After that the user has a TIMESTAMP column with normal TIMESTAMP
semantics and correct time content.
Alternative which would also work:
 * run mysqldump on pre-upgrade server
 * in its output, replace
   SET TIME_ZONE='+00:00'
   with
   SET TIME_ZONE=the timezone used for that column (UTC+2)
   (or use "mysqldump --skip-tz-utc" and add the line above to the
   output's start).
 * pipe this into post-upgrade server.

9) If we don't want to force users to execute the upgrade procedures of
(7)(8) immediately, we can provide an option
--csv-timestamp-in-local-time which keeps the old behaviour, and
deprecate that option later.

I pinged architects; let's give them until the end of the week for replying, after which I'll make a WL entry and go the administrative circuit to get feedback.

Guilhem,
With regard to your comment:
"4) The current behaviour of TIMESTAMP in CSV is unique to this engine..."
This behavior also exists in IBMDB2I and Federated and probably any engine which relies on Field_timestamp::val_str() to obtain the timestamp field value. As a result, I think the problem and the solution both need to account for a scope that is wider than CSV.

Hello Tim, thanks for the comments.
Regarding ibmdb2i:
- I don't have access to DB2 so cannot test any fix there, but I believe that the fix I suggested for CSV could work for DB2 too: instead of using val_str() (in db2i_conversion.cc I guess), we should emit a date and time string in UTC (for example, my local time is "2009-07-02 14:53:38", but what should be sent to DB2 is the UTC one "2009-07-02 12:53:38").
- the upgrade procedures of (7) and (8) likely apply too (points in my previous post); I say "likely" because without testing I cannot be sure
Regarding the federated engine:
- there is the local server (which does not have data) and the remote server (which has data), it's the local server which uses the federated engine so which needs some fixing.
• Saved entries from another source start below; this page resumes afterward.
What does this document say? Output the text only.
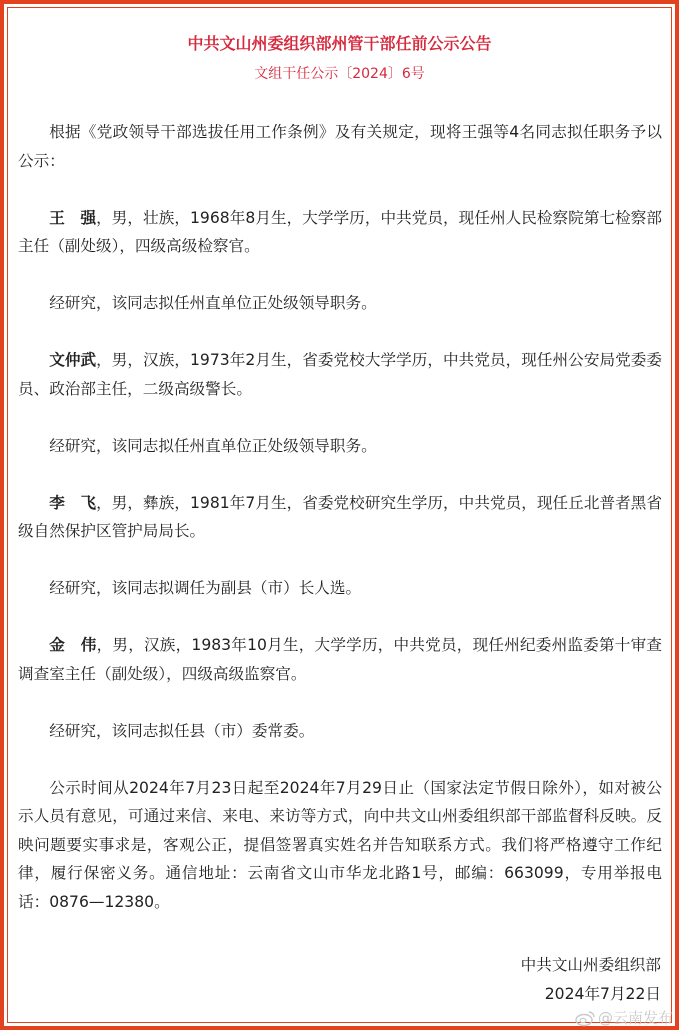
中共文山州委组织部州管干部任前公示公告
文组干任公示〔2024〕6号

根据《党政领导干部选拔任用工作条例》及有关规定，现将王强等4名同志拟任职务予以公示：

王　强，男，壮族，1968年8月生，大学学历，中共党员，现任州人民检察院第七检察部主任（副处级），四级高级检察官。

经研究，该同志拟任州直单位正处级领导职务。

文仲武，男，汉族，1973年2月生，省委党校大学学历，中共党员，现任州公安局党委委员、政治部主任，二级高级警长。

经研究，该同志拟任州直单位正处级领导职务。

李　飞，男，彝族，1981年7月生，省委党校研究生学历，中共党员，现任丘北普者黑省级自然保护区管护局局长。

经研究，该同志拟调任为副县（市）长人选。

金　伟，男，汉族，1983年10月生，大学学历，中共党员，现任州纪委州监委第十审查调查室主任（副处级），四级高级监察官。

经研究，该同志拟任县（市）委常委。

公示时间从2024年7月23日起至2024年7月29日止（国家法定节假日除外），如对被公示人员有意见，可通过来信、来电、来访等方式，向中共文山州委组织部干部监督科反映。反映问题要实事求是，客观公正，提倡签署真实姓名并告知联系方式。我们将严格遵守工作纪律，履行保密义务。通信地址：云南省文山市华龙北路1号，邮编：663099，专用举报电话：0876—12380。

中共文山州委组织部
2024年7月22日
@云南发布
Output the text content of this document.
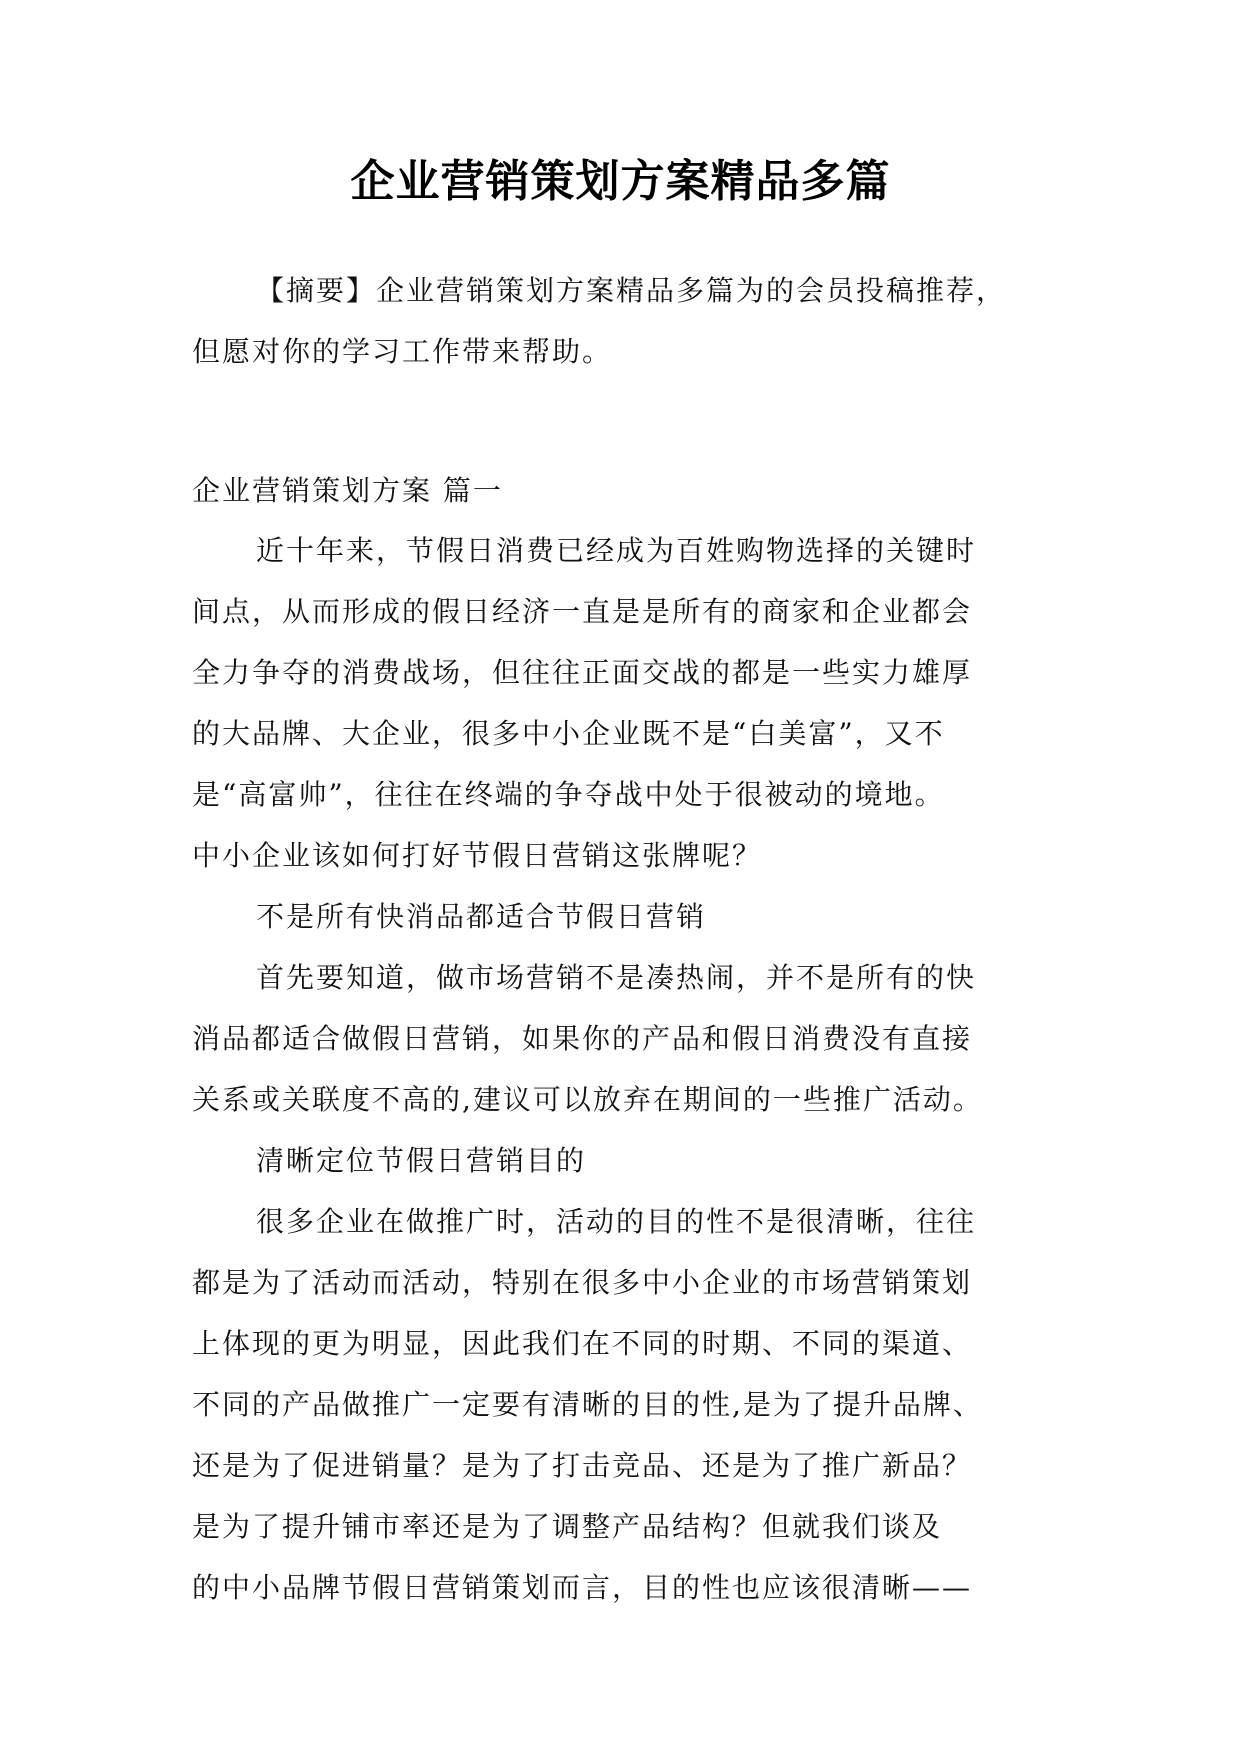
企业营销策划方案精品多篇
【摘要】企业营销策划方案精品多篇为的会员投稿推荐，
但愿对你的学习工作带来帮助。
企业营销策划方案 篇一
近十年来，节假日消费已经成为百姓购物选择的关键时
间点，从而形成的假日经济一直是是所有的商家和企业都会
全力争夺的消费战场，但往往正面交战的都是一些实力雄厚
的大品牌、大企业，很多中小企业既不是“白美富”，又不
是“高富帅”，往往在终端的争夺战中处于很被动的境地。
中小企业该如何打好节假日营销这张牌呢？
不是所有快消品都适合节假日营销
首先要知道，做市场营销不是凑热闹，并不是所有的快
消品都适合做假日营销，如果你的产品和假日消费没有直接
关系或关联度不高的,建议可以放弃在期间的一些推广活动。
清晰定位节假日营销目的
很多企业在做推广时，活动的目的性不是很清晰，往往
都是为了活动而活动，特别在很多中小企业的市场营销策划
上体现的更为明显，因此我们在不同的时期、不同的渠道、
不同的产品做推广一定要有清晰的目的性,是为了提升品牌、
还是为了促进销量？是为了打击竞品、还是为了推广新品？
是为了提升铺市率还是为了调整产品结构？但就我们谈及
的中小品牌节假日营销策划而言，目的性也应该很清晰——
The ingredients of the fix will be the same as for CSV: the federated engine should send the timestamp expressed in the proper timezone. The upgrade procedures will be based on (7)(8).

Guilhem,
I believe that your upgrade solution in (7) and (8) will work with IBMDB2I

With regard to the actual fix: would it be possible to fix this in val_str() and store() without requiring each individual storage engine to implement a fix? Since the val_* functions are the documented method for an engine to extract field data from a row, it seems like a general solution there would make sense and eliminate a lot of code duplication among engines. At the very least, perhaps we could have a static function in handler.h/cc to help with the conversion and to avoid code duplication among engines?
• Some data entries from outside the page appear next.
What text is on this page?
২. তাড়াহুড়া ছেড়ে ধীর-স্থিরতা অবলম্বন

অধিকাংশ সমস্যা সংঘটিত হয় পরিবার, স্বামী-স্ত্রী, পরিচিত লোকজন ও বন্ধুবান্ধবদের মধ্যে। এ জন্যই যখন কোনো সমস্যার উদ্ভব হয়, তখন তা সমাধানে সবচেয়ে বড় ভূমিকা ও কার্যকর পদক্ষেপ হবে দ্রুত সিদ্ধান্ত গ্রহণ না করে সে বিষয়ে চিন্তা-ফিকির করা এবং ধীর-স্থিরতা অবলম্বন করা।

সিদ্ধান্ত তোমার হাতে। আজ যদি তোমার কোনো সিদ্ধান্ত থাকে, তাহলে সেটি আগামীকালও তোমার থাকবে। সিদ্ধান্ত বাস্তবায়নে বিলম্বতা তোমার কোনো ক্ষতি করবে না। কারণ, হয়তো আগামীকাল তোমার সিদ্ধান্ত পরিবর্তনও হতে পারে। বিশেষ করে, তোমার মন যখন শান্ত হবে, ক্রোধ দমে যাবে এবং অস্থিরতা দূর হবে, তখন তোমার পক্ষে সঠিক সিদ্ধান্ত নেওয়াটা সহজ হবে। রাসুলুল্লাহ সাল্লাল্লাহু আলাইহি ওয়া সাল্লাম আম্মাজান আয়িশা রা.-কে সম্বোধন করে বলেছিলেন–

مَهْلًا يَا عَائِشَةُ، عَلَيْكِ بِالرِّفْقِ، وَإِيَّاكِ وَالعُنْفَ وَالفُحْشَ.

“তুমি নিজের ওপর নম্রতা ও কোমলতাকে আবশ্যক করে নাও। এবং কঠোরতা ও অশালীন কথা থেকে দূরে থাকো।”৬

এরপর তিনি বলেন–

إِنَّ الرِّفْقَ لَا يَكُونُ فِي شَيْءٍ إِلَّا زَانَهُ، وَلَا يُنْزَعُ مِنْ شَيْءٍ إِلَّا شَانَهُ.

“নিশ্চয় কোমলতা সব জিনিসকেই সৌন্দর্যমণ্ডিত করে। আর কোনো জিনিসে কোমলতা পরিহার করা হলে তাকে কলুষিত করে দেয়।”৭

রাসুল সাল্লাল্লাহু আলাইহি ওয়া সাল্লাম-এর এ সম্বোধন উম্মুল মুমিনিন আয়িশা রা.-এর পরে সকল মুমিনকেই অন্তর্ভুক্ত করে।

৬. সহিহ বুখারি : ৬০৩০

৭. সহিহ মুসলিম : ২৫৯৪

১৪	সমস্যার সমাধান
Hello Tim. Agree with the helper function so that we don't have to duplicate code. Regarding fixing val_str() itself I don't know; this function creates what is returned by SELECT, so is probably expected to output the timestamp in human-readable form in the session's timezone. So I think it does its job; what's wrong is that this value is interpreted as an UTC value by some engines.

Guilhem,
I agree with you that we need to fix the default behavior to follow the standard set by MySQL for other engines.

I agree we should provide an upgrade procedure for the users, lots of your suggestions in item 7) make sense. I think concrete details can be ironed
out in the code review or architecture review.

I think you should move forward with this and fix the bug following your suggestion.

Given the scope of this work (upgrade procedures, several engines), a Worklog entry has been created, WL#5051.

not working on it at the moment (rather on Optimizer bugs), and waiting on arch review of WL#5051

BUG#37146 is also dependent on this fix.

I am having difficulties because of this bug, what is the fix schedule? I couldn't find any information.